Although there are hypothetical circumstances one can propose where the potential applicability of R.C. 2923.24 may be unconstitutional, those circumstances are not before the court in this case. We simply are not inclined to engage in the exercise of imagining highly speculative and hypothetical circumstances invalidating a legislative enactment prohibiting conduct which the General Assembly clearly has the power to prohibit.

Finally, appellees’ contention that the statute grants too much discretion to a prosecutor in charging a crime is not supported by any case law. The general rule is that prosecutorial discretion. as to what offense is charged when two statutes proscribe the same conduct is not unconstitutional unless exercised to discriminate against a particular class of defendants. State v. Wilson (1979), 58 Ohio St. 2d 52, 55, 12 O.O. 3d 51, 53, 388 N.E. 2d 745, 748, at fn. 2.1 We have no evidence of such discrimination in this case.

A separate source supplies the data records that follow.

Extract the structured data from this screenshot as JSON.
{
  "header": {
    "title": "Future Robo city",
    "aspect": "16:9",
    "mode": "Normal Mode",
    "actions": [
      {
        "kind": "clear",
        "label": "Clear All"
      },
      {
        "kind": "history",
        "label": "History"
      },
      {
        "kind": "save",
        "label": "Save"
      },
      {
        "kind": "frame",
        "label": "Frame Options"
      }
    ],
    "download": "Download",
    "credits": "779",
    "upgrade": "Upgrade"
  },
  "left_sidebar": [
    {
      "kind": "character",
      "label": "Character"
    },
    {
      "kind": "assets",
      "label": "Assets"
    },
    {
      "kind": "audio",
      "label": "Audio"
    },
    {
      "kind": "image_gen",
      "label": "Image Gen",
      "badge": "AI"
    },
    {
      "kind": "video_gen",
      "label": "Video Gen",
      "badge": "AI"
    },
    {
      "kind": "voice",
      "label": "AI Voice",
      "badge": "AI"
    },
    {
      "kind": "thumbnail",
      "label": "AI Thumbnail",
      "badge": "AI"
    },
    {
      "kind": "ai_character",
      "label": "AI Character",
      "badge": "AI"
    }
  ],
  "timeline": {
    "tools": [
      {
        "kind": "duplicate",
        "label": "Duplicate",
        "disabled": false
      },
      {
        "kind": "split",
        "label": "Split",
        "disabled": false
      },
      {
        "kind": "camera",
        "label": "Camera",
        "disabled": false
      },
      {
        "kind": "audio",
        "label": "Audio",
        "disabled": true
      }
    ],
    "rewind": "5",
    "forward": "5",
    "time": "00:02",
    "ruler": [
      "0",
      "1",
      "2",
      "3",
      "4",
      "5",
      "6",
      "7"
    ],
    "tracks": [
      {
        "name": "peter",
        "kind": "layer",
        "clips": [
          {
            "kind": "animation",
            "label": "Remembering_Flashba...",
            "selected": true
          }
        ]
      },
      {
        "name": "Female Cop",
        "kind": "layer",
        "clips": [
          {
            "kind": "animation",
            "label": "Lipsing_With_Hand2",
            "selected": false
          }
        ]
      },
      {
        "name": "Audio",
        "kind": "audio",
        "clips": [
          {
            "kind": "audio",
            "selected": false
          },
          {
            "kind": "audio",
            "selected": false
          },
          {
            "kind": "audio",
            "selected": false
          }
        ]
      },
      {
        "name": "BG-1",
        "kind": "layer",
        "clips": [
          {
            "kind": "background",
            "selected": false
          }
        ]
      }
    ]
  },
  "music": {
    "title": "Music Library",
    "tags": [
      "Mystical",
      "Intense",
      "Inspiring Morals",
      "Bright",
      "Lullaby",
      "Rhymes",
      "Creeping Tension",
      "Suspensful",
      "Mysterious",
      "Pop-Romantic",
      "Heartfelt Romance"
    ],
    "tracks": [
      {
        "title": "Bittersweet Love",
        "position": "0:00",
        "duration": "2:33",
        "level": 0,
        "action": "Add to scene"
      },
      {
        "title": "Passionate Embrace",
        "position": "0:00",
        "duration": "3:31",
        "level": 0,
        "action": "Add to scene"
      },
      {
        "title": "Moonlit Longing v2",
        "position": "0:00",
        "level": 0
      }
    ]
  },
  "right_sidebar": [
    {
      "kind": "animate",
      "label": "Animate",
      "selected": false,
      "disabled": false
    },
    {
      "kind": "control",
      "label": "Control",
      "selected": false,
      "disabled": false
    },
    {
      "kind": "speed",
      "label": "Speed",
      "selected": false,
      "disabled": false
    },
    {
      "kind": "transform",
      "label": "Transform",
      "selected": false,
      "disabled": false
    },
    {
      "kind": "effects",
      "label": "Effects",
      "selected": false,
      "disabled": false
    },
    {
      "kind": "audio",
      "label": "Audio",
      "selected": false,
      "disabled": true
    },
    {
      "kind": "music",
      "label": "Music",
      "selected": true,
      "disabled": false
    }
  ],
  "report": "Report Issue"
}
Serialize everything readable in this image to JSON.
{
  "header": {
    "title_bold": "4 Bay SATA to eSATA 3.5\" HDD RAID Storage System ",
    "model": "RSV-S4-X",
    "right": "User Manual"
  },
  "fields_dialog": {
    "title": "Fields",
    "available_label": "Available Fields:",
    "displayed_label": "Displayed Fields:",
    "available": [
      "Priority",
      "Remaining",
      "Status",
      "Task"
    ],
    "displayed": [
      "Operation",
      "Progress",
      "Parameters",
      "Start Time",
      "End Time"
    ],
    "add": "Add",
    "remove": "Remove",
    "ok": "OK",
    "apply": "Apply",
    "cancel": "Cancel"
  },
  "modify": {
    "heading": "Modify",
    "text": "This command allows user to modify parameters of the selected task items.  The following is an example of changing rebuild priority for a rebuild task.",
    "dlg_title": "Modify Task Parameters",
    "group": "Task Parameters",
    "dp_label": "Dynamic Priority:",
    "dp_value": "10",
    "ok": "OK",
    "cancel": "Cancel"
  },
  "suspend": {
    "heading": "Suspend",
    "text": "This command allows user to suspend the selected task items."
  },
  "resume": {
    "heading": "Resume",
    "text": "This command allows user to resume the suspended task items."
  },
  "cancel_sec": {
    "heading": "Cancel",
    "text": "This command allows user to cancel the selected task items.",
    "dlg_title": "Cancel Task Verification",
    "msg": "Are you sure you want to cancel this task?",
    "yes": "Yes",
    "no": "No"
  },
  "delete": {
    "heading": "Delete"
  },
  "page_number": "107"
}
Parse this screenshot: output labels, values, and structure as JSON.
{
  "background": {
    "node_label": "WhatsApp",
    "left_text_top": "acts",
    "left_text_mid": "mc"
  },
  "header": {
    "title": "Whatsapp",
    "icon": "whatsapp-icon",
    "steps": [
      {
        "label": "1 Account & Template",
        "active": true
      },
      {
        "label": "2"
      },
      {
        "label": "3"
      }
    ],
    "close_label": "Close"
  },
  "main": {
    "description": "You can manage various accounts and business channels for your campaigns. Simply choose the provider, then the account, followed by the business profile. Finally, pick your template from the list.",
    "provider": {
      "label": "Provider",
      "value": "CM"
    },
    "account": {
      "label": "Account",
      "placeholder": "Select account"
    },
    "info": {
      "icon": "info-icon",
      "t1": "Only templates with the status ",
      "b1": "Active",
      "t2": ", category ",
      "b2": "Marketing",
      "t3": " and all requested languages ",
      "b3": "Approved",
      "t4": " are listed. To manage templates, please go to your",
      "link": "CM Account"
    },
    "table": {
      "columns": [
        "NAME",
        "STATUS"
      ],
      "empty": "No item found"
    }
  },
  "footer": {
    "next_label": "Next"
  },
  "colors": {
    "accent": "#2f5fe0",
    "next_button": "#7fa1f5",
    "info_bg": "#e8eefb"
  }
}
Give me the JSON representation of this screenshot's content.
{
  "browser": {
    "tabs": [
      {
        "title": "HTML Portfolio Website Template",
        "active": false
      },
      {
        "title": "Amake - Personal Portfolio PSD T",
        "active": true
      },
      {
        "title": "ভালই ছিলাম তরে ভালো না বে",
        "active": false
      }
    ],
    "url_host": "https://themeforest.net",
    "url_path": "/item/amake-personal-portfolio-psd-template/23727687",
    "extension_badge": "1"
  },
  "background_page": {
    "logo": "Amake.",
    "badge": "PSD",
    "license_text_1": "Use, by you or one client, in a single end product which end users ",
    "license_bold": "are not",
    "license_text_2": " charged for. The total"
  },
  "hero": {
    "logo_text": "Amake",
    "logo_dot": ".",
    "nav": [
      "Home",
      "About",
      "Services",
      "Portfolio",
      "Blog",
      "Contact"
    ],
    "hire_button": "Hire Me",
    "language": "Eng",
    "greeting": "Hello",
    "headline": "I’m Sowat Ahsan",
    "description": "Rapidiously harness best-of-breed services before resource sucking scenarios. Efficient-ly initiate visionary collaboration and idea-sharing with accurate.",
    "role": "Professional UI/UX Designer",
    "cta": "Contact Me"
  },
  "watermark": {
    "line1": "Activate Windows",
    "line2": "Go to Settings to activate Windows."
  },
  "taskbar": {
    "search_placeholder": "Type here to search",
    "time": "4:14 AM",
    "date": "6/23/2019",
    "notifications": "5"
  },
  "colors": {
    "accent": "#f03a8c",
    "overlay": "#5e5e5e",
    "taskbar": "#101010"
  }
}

For the foregoing reasons, we hold that R.C. 2923.24 is constitutional. The judgment of the court of appeals is reversed, and this cause is remanded to the trial court for proceedings consistent with this opinion.

Judgment reversed and cause remanded.

Locher, Holmes, Douglas and Wright, JJ., concur. *51Sweeney and H. Brown, JJ., dissent.

We observe that there are statutes prohibiting possession of specific articles, such as R.C. 2915.02(A)(5) (gambling devices) and R.C. 2925.12 (drug abuse instruments). The General Assembly has manifested a specific intent to classify possession of those articles as misdemeanors. These specific provisions would control over the general provision in R.C. 2923.24. R.C. 1.51.